In September 1981, President Ronald Reagan appointed Crane to be U.S. ambassador to the United Arab Emirates to pursue two-track diplomacy by developing relations with the various Islamist movements in the Middle East and North Africa. Crane continued in a minor way to advise President Reagan on foreign policies and together with Norman Kurland was one of the two principal founders of President Reagan's Presidential Task Force on Economic Justice, in which Crane served as Chairman of the Financial Markets Committee.

==Muslim activism==
Crane converted to Islam in 1980. Since the early 1980s, Crane worked full-time as a Muslim activist. From 1983 to 1986, he was the Director of Da'wa at the Islamic Center of Washington on Massachusetts Avenue. In 1986, he joined the International Institute of Islamic Thought as its Director of Publications, and then helped to found the American Muslim Council, now defunct, serving as Director of its Legal Division from 1992 to 1994. In this capacity, he was the founding President of the Muslim American Bar Association.

In 1994, Crane founded his Center for Civilizational Renewal in Santa Fe, New Mexico, where he produced his book, Shaping the Future: Challenge and Response. In 1996, he founded the Center for Public Policy Research located in Springfield, Virginia, with Ahmed Yousef's United Association for Studies and Research and served until 2001 as managing director of its scholarly Middle East Affairs Journal. He then published as head of his Islamic Institute for Strategic Studies and as Senior Research Fellow at the International Institute of Islamic Thought.

In 2011, he was recruited by the "world's largest think-tank", the Qatar Foundation in the State of Qatar, to teach a course on "How Policy is Made in Washington". When he arrived on January 1, 2012, he was reassigned to be a full professor and Director of a new research center in the Qatar Faculty of Islamic Studies, entitled the Center for the Study of Islamic Thought and Muslim Societies, charged with studying the origins, state of the art, and future scenarios for the so-called Arab Spring.

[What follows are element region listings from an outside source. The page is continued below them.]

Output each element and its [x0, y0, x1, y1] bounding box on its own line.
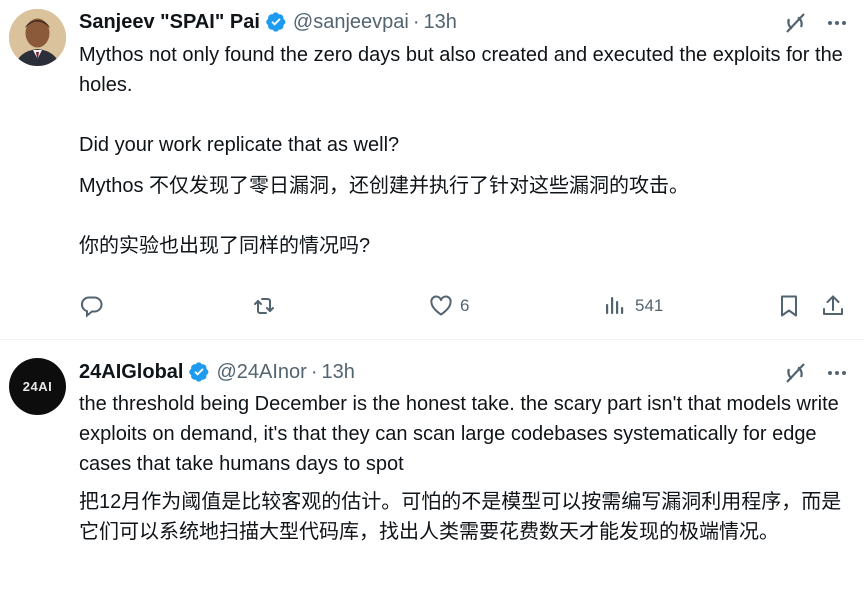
tweet-paragraph: the threshold being December is the hone… [79, 393, 839, 475]
more-icon[interactable] [824, 10, 850, 36]
grok-icon[interactable] [782, 360, 808, 386]
bookmark-icon [781, 295, 797, 317]
avatar-24aiglobal[interactable]: 24AI [9, 358, 66, 415]
repost-icon [254, 298, 274, 314]
tweet-text-en: the threshold being December is the hone… [79, 389, 850, 479]
views-button[interactable]: 541 [603, 290, 663, 322]
timestamp[interactable]: 13h [424, 11, 457, 34]
timestamp[interactable]: 13h [322, 361, 355, 384]
separator-dot: · [310, 360, 318, 383]
tweet-text-translation: 把12月作为阈值是比较客观的估计。可怕的不是模型可以按需编写漏洞利用程序，而是它… [79, 487, 850, 547]
tweet-text-translation: Mythos 不仅发现了零日漏洞，还创建并执行了针对这些漏洞的攻击。 你的实验也… [79, 171, 850, 261]
tweet-paragraph: 你的实验也出现了同样的情况吗? [79, 235, 371, 257]
views-count: 541 [635, 296, 664, 315]
tweet-paragraph: Mythos 不仅发现了零日漏洞，还创建并执行了针对这些漏洞的攻击。 [79, 175, 690, 197]
reply-icon [81, 296, 103, 318]
tweet-header: Sanjeev "SPAI" Pai @sanjeevpai · 13h [79, 9, 457, 35]
author-handle[interactable]: @24AInor [216, 361, 306, 384]
author-name[interactable]: Sanjeev "SPAI" Pai [79, 11, 260, 34]
tweet-paragraph: Did your work replicate that as well? [79, 134, 400, 156]
share-icon [823, 295, 843, 315]
avatar-logo-text: 24AI [22, 379, 53, 394]
bookmark-button[interactable] [776, 290, 802, 322]
tweet-actions: 6 541 [79, 290, 850, 322]
more-icon[interactable] [824, 360, 850, 386]
separator-dot: · [412, 10, 420, 33]
avatar-sanjeevpai[interactable] [9, 9, 66, 66]
like-count: 6 [460, 296, 470, 315]
verified-badge-icon [265, 11, 287, 33]
tweet-paragraph: 把12月作为阈值是比较客观的估计。可怕的不是模型可以按需编写漏洞利用程序，而是它… [79, 491, 842, 543]
tweet-top-icons [782, 10, 850, 36]
tweet-header: 24AIGlobal @24AInor · 13h [79, 359, 355, 385]
tweet-sanjeevpai[interactable]: Sanjeev "SPAI" Pai @sanjeevpai · 13h Myt… [0, 0, 864, 340]
like-button[interactable]: 6 [428, 290, 469, 322]
author-name[interactable]: 24AIGlobal [79, 361, 183, 384]
grok-icon[interactable] [782, 10, 808, 36]
tweet-24aiglobal[interactable]: 24AI 24AIGlobal @24AInor · 13h the thres… [0, 340, 864, 595]
tweet-paragraph: Mythos not only found the zero days but … [79, 44, 843, 96]
like-icon [430, 295, 452, 316]
views-icon [606, 297, 624, 314]
share-button[interactable] [820, 290, 846, 322]
reply-button[interactable] [79, 290, 111, 322]
verified-badge-icon [188, 361, 210, 383]
repost-button[interactable] [251, 290, 283, 322]
tweet-top-icons [782, 360, 850, 386]
tweet-text-en: Mythos not only found the zero days but … [79, 40, 850, 160]
author-handle[interactable]: @sanjeevpai [293, 11, 409, 34]
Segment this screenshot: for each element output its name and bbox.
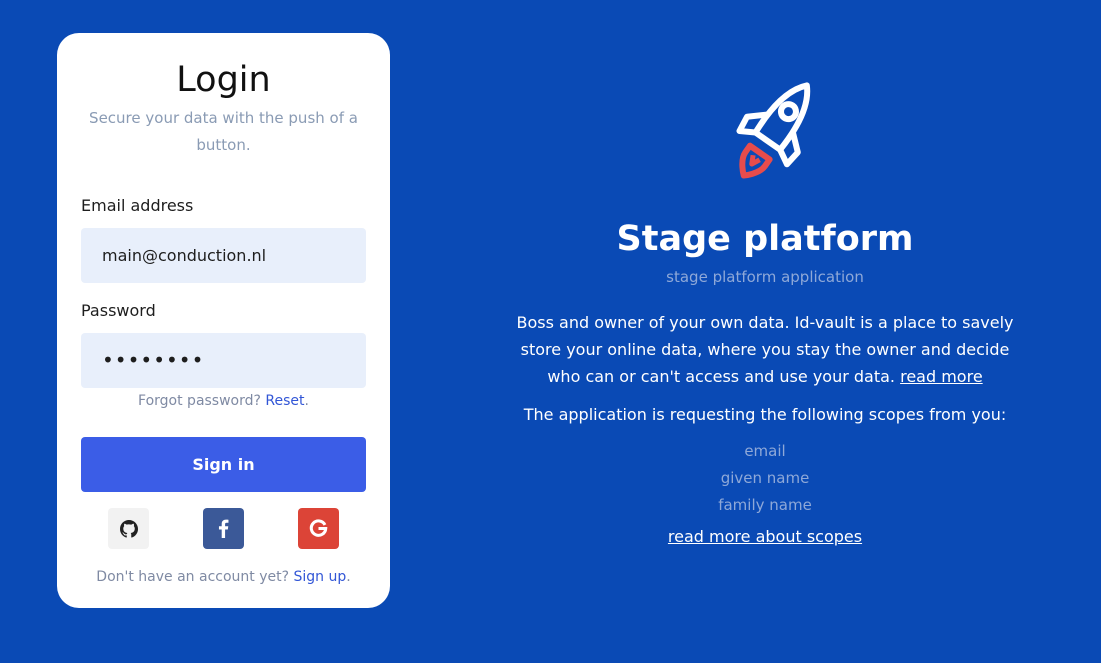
facebook-icon (218, 519, 229, 538)
github-login-button[interactable] (108, 508, 149, 549)
reset-link[interactable]: Reset (265, 393, 304, 409)
scopes-request-text: The application is requesting the follow… (523, 405, 1007, 424)
forgot-password: Forgot password? Reset. (81, 393, 366, 409)
password-field[interactable]: •••••••• (81, 333, 366, 388)
signup-text: Don't have an account yet? (96, 569, 294, 585)
github-icon (119, 519, 138, 538)
facebook-login-button[interactable] (203, 508, 244, 549)
scope-item: family name (718, 496, 812, 514)
scope-item: email (744, 442, 786, 460)
social-login-buttons (81, 508, 366, 549)
sign-in-button[interactable]: Sign in (81, 437, 366, 492)
google-login-button[interactable] (298, 508, 339, 549)
platform-subtitle: stage platform application (666, 268, 864, 286)
platform-title: Stage platform (616, 219, 914, 259)
login-subtitle: Secure your data with the push of a butt… (89, 109, 358, 154)
google-icon (309, 519, 328, 537)
read-more-link[interactable]: read more (900, 367, 983, 386)
forgot-suffix: . (304, 393, 309, 409)
password-label: Password (81, 301, 156, 320)
email-label: Email address (81, 196, 194, 215)
scope-item: given name (720, 469, 810, 487)
login-title: Login (176, 60, 271, 100)
rocket-icon (736, 82, 811, 179)
sign-up-link[interactable]: Sign up (294, 569, 347, 585)
email-field[interactable]: main@conduction.nl (81, 228, 366, 283)
signup-prompt: Don't have an account yet? Sign up. (81, 569, 366, 585)
login-card: Login Secure your data with the push of … (57, 33, 390, 608)
scopes-list: email given name family name (500, 438, 1030, 519)
platform-info: Stage platform stage platform applicatio… (500, 70, 1030, 546)
signup-suffix: . (346, 569, 351, 585)
platform-description: Boss and owner of your own data. Id-vaul… (500, 309, 1030, 390)
forgot-text: Forgot password? (138, 393, 266, 409)
read-more-scopes-link[interactable]: read more about scopes (668, 527, 862, 546)
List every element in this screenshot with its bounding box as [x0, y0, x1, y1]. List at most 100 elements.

On January 1, 2014, Crane was appointed professor emeritus for 18 months to complete his four-volume textbook, Islam and Muslims: Essence and Practice, as a model and part of a proposal for a Holistic Education Center to produce edited textbooks on Christianity, Judaism, Buddhism, Confucianism, and Indigenous Religions by spiritual scholars in these world religions.

==Publications==
Crane has co-authored more than a dozen books, including:
- Détente: Cold War Strategies in Transition, Dulles and Crane, CSIS, Praeger, 1965
- Planning the Future of Saudi Arabia: A Model for Achieving National Priorities, Praeger, 1978
- Shaping the Future: Challenge and Response, Tapestry, 1997.

These books have been augmented by numerous monographs, including the following produced under the Islamic Institute for Strategic Studies before the September 11, 2001 attacks:
- Meta-law: An Islamic Policy Paradigm, 49 pages
- The Grand Strategy of Justice, 83 pages
- Kosovo and Chechnya: Products of the Past, Harbingers of the Future, 32 pages
- The Role of Religion in America, 24 pages
- The Muslim Challenge in America and the World, 35 pages
As a scholar honored in the annual publication, the Muslim500 most influential Muslims in the world, he also contributes an annual "state of the world" essay, including the following:

2012 - U.S. Foreign Policy in the Muslim World, Justice as Grand Strategy: The Missing Dimension in American Foreign Policy Toward the Muslim World.

2013-2014 - Flameout of the Muslim Brotherhood: Options for the Future.

2014-2015 - Holistic Education and the Challenges of Interfaith Cooperation.

2016 - Kurdistan: Pivot of West Asia?